Text comes down to the wire as an NSData instance in which the “wire” could be a network condition or a file I/O action. To encode the text you are accessing, you can allocate an NSString and initialize it via the initWithData:encoding method. Notice the second parameter: encoding! So you need to know how the text was encoded.
Example 1: Encoding to ASCII
Listing 2.1 takes a string that contains accented characters, in this case the German word “Fußgängerübergänge.” We’ll examine what characters get “lost” from this encoding.
Listing 2.1 Encoding Text to ASCII
// Fußgängerübergänge - "sea voyage" NSString *uberUmlats = @"Fußgängerübergänge"; NSData *ASCIIData = [uberUmlats dataUsingEncoding:NSASCIIStringEncoding allowLossyConversion:YES]; NSString *encodeToASCII = [[NSString alloc] initWithData:ASCIIData encoding:NSASCIIStringEncoding]; NSLog(@"Encoded to ASCII - %@", encodeToASCII);
The encoding that is in place is ASCII via the NSASCIIEncoding specifier. The reason we get Fusgangerubergange as our return value is two-fold. First, by specifying ASCII we are limited to characters with code point values under 128, so essentially no accented characters, of which our string has three, “ß,” “ä,” and “ü.” Second, by using NSString’s dataUsingEncoding:allowLossyConversion: instance method, we can specify, in a sense, “Handle all the characters I give you, and if it’s an accented character, I’m okay with your losing that accent.” Although the result is not a correct German word, its display is very close, and its meaning can reasonably be interpreted. If we change the encoding type to NSMacOSRomanStringEncoding, there’s no guarantee how the characters will be converted and encoded. In fact, with this encoding, the result is an unintelligible Fu§g?¿nger¿berg¿nge.

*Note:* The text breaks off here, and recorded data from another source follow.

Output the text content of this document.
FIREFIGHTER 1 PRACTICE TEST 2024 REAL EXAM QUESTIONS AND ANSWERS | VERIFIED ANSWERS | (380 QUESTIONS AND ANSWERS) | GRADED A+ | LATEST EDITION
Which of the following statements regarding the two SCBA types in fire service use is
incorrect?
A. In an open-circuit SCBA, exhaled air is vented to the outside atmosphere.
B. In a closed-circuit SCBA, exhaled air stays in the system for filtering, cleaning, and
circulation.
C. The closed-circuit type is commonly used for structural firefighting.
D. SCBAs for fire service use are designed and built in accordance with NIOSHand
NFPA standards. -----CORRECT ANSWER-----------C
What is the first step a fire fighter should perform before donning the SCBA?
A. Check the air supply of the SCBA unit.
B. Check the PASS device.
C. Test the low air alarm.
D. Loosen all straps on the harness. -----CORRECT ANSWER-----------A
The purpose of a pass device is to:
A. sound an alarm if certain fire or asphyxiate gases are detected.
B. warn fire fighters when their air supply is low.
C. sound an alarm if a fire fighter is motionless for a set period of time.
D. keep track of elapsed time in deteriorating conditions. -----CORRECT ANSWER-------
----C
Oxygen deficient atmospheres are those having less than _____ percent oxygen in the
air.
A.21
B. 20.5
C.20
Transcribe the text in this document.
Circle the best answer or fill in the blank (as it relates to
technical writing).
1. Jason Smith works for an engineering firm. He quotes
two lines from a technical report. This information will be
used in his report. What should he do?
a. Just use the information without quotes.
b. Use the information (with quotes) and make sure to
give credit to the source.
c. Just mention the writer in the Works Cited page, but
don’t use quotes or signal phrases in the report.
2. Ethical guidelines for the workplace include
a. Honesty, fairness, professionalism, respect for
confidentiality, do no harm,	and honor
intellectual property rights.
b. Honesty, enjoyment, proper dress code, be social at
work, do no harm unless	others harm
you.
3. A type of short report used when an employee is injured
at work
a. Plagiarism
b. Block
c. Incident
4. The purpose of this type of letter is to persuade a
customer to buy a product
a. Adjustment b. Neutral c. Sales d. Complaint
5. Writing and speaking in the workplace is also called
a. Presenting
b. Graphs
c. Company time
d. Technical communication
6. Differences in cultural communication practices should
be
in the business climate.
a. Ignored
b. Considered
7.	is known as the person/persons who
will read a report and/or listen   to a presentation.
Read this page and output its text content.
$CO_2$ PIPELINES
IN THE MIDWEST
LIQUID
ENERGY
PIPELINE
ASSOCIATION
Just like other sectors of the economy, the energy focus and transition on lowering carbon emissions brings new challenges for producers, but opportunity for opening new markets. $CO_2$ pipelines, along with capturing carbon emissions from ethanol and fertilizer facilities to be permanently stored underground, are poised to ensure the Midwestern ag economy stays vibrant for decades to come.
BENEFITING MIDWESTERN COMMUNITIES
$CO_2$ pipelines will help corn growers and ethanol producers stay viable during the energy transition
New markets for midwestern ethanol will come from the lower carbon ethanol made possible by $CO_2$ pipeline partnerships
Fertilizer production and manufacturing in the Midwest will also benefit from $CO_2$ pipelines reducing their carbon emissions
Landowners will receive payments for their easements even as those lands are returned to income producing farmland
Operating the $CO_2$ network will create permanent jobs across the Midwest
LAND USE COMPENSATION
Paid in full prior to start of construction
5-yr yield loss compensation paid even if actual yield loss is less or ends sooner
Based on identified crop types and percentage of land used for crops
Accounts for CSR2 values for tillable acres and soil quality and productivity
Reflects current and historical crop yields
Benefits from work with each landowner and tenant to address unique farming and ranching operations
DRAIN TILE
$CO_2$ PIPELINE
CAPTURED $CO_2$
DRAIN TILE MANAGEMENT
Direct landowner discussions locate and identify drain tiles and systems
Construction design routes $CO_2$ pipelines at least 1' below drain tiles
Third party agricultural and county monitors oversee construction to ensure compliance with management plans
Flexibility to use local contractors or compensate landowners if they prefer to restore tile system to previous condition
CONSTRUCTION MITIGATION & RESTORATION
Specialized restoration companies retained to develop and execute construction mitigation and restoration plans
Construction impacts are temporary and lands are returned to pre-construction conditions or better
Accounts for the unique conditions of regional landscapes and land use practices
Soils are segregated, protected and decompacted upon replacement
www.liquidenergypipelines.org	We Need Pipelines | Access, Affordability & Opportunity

Example 2: Returning the ASCII Value from a Character
Listing 2.2 takes a single character as its argument and returns the ASCII value associated with it.

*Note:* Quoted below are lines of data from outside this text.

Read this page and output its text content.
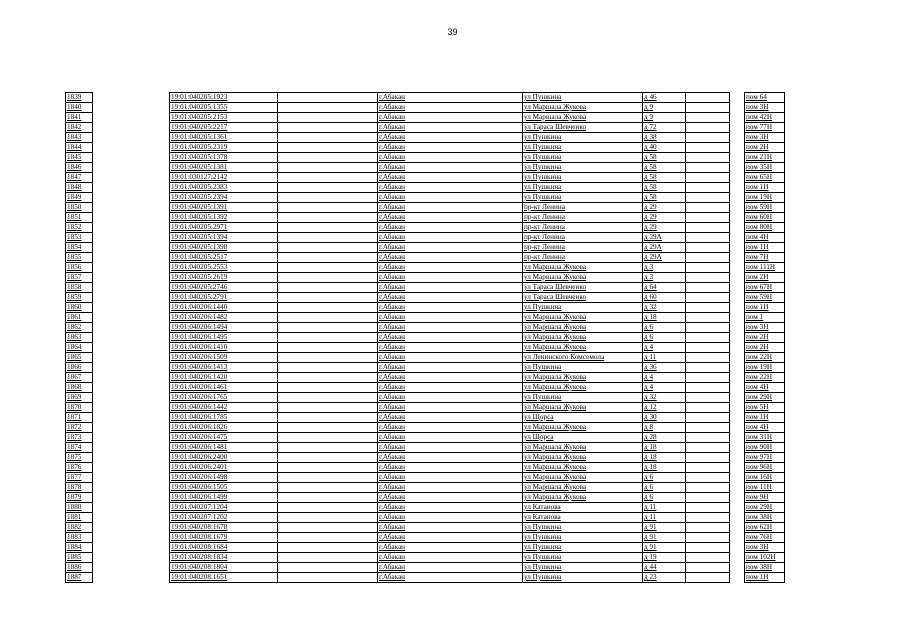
39
1839		19:01:040205:1923		г.Абакан	ул Пушкина	д 46			пом 64
1840		19:01:040205:1355		г.Абакан	ул Маршала Жукова	д 9			пом 3Н
1841		19:01:040205:2153		г.Абакан	ул Маршала Жукова	д 9			пом 42Н
1842		19:01:040205:2217		г.Абакан	ул Тараса Шевченко	д 72			пом 77Н
1843		19:01:040205:1361		г.Абакан	ул Пушкина	д 38			пом 3Н
1844		19:01:040205:2319		г.Абакан	ул Пушкина	д 40			пом 2Н
1845		19:01:040205:1378		г.Абакан	ул Пушкина	д 58			пом 21Н
1846		19:01:040205:1381		г.Абакан	ул Пушкина	д 58			пом 35Н
1847		19:01:030127:2142		г.Абакан	ул Пушкина	д 58			пом 65Н
1848		19:01:040205:2383		г.Абакан	ул Пушкина	д 58			пом 1Н
1849		19:01:040205:2394		г.Абакан	ул Пушкина	д 58			пом 19Н
1850		19:01:040205:1391		г.Абакан	пр-кт Ленина	д 29			пом 59Н
1851		19:01:040205:1392		г.Абакан	пр-кт Ленина	д 29			пом 60Н
1852		19:01:040205:2971		г.Абакан	пр-кт Ленина	д 29			пом 80Н
1853		19:01:040205:1394		г.Абакан	пр-кт Ленина	д 29А			пом 4Н
1854		19:01:040205:1398		г.Абакан	пр-кт Ленина	д 29А			пом 1Н
1855		19:01:040205:2517		г.Абакан	пр-кт Ленина	д 29А			пом 7Н
1856		19:01:040205:2553		г.Абакан	ул Маршала Жукова	д 3			пом 111Н
1857		19:01:040205:2619		г.Абакан	ул Маршала Жукова	д 3			пом 2Н
1858		19:01:040205:2746		г.Абакан	ул Тараса Шевченко	д 64			пом 67Н
1859		19:01:040205:2791		г.Абакан	ул Тараса Шевченко	д 60			пом 59Н
1860		19:01:040206:1440		г.Абакан	ул Пушкина	д 32			пом 1Н
1861		19:01:040206:1482		г.Абакан	ул Маршала Жукова	д 18			пом 1
1862		19:01:040206:1494		г.Абакан	ул Маршала Жукова	д 6			пом 3Н
1863		19:01:040206:1495		г.Абакан	ул Маршала Жукова	д 6			пом 2Н
1864		19:01:040206:1410		г.Абакан	ул Маршала Жукова	д 4			пом 2Н
1865		19:01:040206:1509		г.Абакан	ул Ленинского Комсомола	д 11			пом 22Н
1866		19:01:040206:1413		г.Абакан	ул Пушкина	д 36			пом 19Н
1867		19:01:040206:1420		г.Абакан	ул Маршала Жукова	д 4			пом 22Н
1868		19:01:040206:1461		г.Абакан	ул Маршала Жукова	д 4			пом 4Н
1869		19:01:040206:1765		г.Абакан	ул Пушкина	д 32			пом 29Н
1870		19:01:040206:1442		г.Абакан	ул Маршала Жукова	д 12			пом 5Н
1871		19:01:040206:1785		г.Абакан	ул Щорса	д 30			пом 1Н
1872		19:01:040206:1826		г.Абакан	ул Маршала Жукова	д 8			пом 4Н
1873		19:01:040206:1475		г.Абакан	ул Щорса	д 28			пом 31Н
1874		19:01:040206:1481		г.Абакан	ул Маршала Жукова	д 18			пом 90Н
1875		19:01:040206:2400		г.Абакан	ул Маршала Жукова	д 18			пом 97Н
1876		19:01:040206:2401		г.Абакан	ул Маршала Жукова	д 18			пом 96Н
1877		19:01:040206:1498		г.Абакан	ул Маршала Жукова	д 6			пом 16Н
1878		19:01:040206:1505		г.Абакан	ул Маршала Жукова	д 6			пом 11Н
1879		19:01:040206:1499		г.Абакан	ул Маршала Жукова	д 6			пом 9Н
1880		19:01:040207:1204		г.Абакан	ул Катанова	д 11			пом 29Н
1881		19:01:040207:1202		г.Абакан	ул Катанова	д 11			пом 38Н
1882		19:01:040208:1678		г.Абакан	ул Пушкина	д 91			пом 62Н
1883		19:01:040208:1679		г.Абакан	ул Пушкина	д 91			пом 76Н
1884		19:01:040208:1684		г.Абакан	ул Пушкина	д 91			пом 3Н
1885		19:01:040208:1834		г.Абакан	ул Пушкина	д 19			пом 102Н
1886		19:01:040208:1804		г.Абакан	ул Пушкина	д 44			пом 38Н
1887		19:01:040208:1651		г.Абакан	ул Пушкина	д 23			пом 1Н
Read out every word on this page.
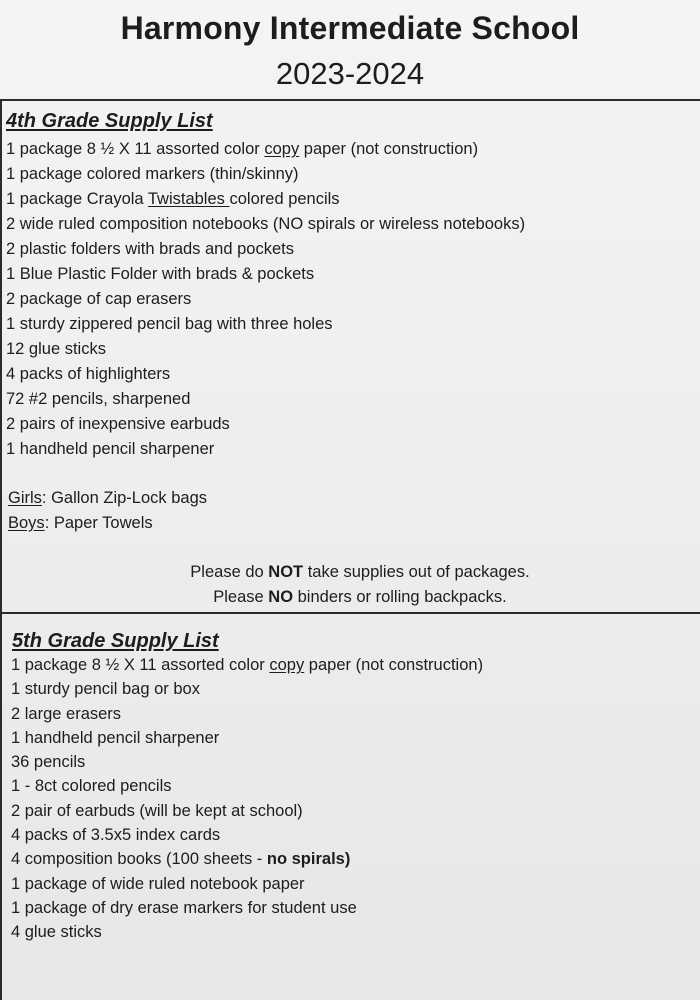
Harmony Intermediate School
2023-2024
4th Grade Supply List
1 package 8 ½ X 11 assorted color copy paper (not construction)
1 package colored markers (thin/skinny)
1 package Crayola Twistables colored pencils
2 wide ruled composition notebooks (NO spirals or wireless notebooks)
2 plastic folders with brads and pockets
1 Blue Plastic Folder with brads & pockets
2 package of cap erasers
1 sturdy zippered pencil bag with three holes
12 glue sticks
4 packs of highlighters
72 #2 pencils, sharpened
2 pairs of inexpensive earbuds
1 handheld pencil sharpener
Girls: Gallon Zip-Lock bags
Boys: Paper Towels
Please do NOT take supplies out of packages.
Please NO binders or rolling backpacks.
5th Grade Supply List
1 package 8 ½ X 11 assorted color copy paper (not construction)
1 sturdy pencil bag or box
2 large erasers
1 handheld pencil sharpener
36 pencils
1 - 8ct colored pencils
2 pair of earbuds (will be kept at school)
4 packs of 3.5x5 index cards
4 composition books (100 sheets - no spirals)
1 package of wide ruled notebook paper
1 package of dry erase markers for student use
4 glue sticks
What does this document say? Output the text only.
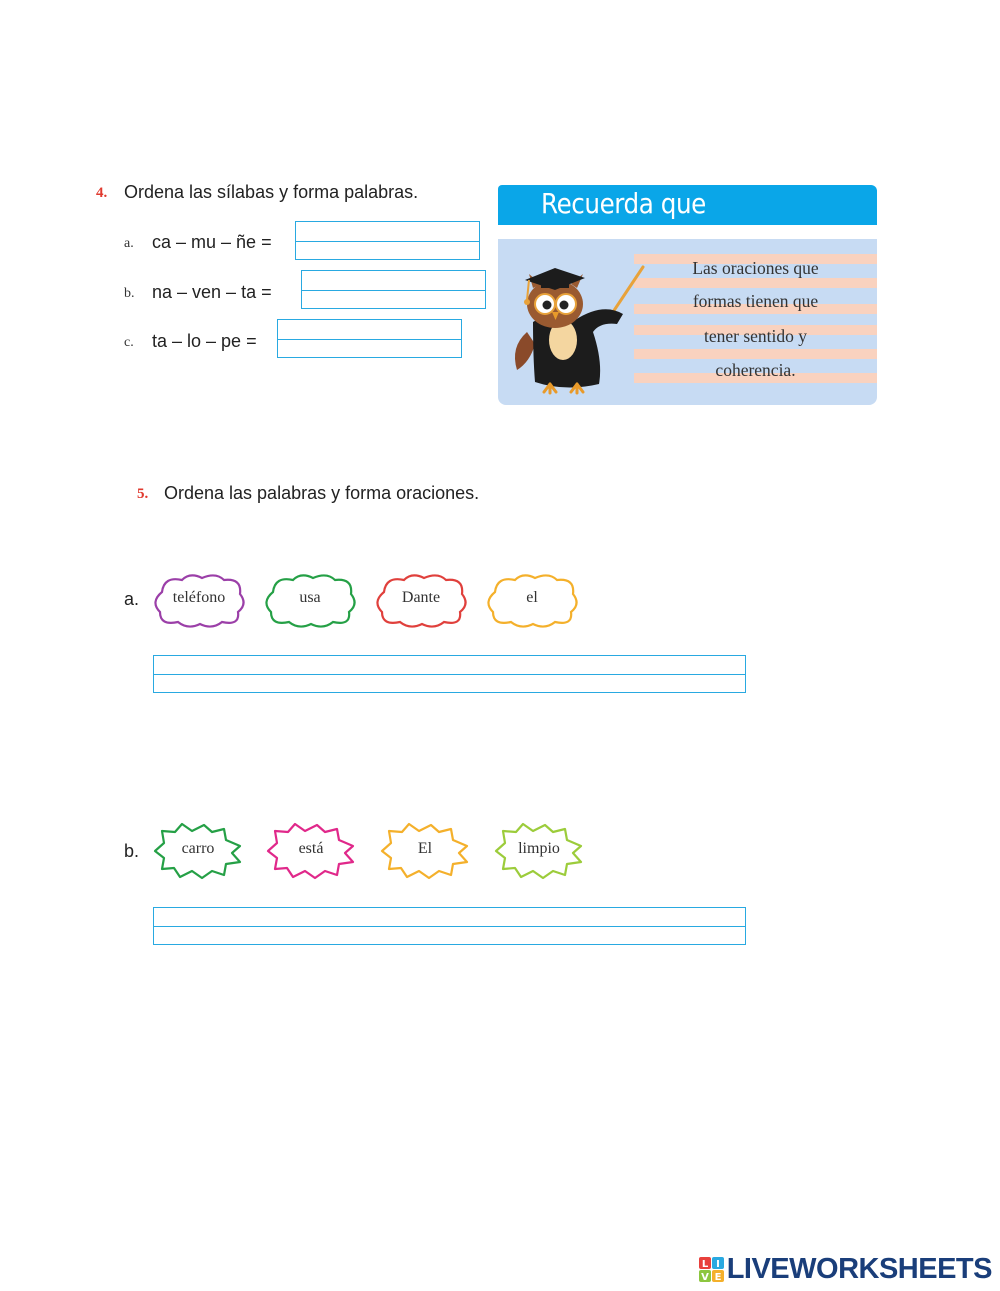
4. Ordena las sílabas y forma palabras.
a. ca – mu – ñe =
b. na – ven – ta =
c. ta – lo – pe =
Recuerda que
Las oraciones que
formas tienen que
tener sentido y
coherencia.
5. Ordena las palabras y forma oraciones.
a.	teléfono	usa	Dante	el
b.	carro	está	El	limpio
L I
V E LIVEWORKSHEETS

Listing 2.2 Returning the ASCII Value for a Character
NSString *encodingFun = @"a"; if ([encodingFun length] > 0) { unichar ASCIIValue = [encodingFun characterAtIndex:0]; NSLog(@"ASCII value is %d", ASCIIValue); }
The returned ASCII value for the character a is 97. Note that the type unichar is used because it is a typedef for an unsigned short. The value returned by the characterAtIndex method is the Unicode decimal representation for the code point. An NSString object is usually represented by an array of unichars internally, hence the reason we are using unichar as a return type.

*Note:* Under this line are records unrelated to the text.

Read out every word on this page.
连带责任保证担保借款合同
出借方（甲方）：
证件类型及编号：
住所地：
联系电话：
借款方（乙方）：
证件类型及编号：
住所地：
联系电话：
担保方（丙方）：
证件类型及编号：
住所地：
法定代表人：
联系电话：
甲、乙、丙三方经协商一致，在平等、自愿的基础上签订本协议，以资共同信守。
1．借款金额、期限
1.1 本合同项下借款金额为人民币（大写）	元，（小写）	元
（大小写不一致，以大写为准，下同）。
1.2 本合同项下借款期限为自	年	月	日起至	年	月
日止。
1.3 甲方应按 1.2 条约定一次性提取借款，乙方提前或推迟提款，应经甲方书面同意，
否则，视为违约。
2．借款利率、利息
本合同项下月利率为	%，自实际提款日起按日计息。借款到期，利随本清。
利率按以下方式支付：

Example 3: Encoding an ASCII String to UTF-8
Listing 2.3 shows the potential of repairing some “damage.” Typically, if you are working with text that has accented characters, those characters are misinterpreted when encoded to ASCII. This example starts with a misinterpreted string and correctly encodes it to UTF-8. Note that a little magic incantation is involved with this snippet because we need to take an NSString object and covert it to a plain C string.
Listing 2.3 Encoding an ASCII String to UTF-8
NSString *notUTF = @"Nürnberg"; NSString *nowUTF = [NSString stringWithUTF8String:[notUTF cStringUsingEncoding: NSMacOSRomanStringEncoding]]; NSLog(@"Now a UTF8 string: %@", nowUTF);
The returned value is Nürnberg.
Example 4: Returning a String from an Encoding URL
Listing 2.4 takes an encoded string, in this case encoded from a valid URL, and returns text. With an encoded URL, many of the punctuation symbols and nonprinting characters are encoded, such as a space character encoded as %20. In the following argument, the chevrons < and > are encoded as %3C and %3E, respectively. The ampersand & is encoded as %26.
Listing 2.4 Returning a String from an Encoding URL
NSString *curentEncodedString = @"%3CTom%26Jerry%3E"; NSString *currentDecodedString = [curentEncodedString stringByReplacingPercentEscapesUsingEncoding:NSUTF8StringEncoding]; NSLog(@"Decoded string: %@", currentDecodedString);
The code returns <Tom&Jerry>.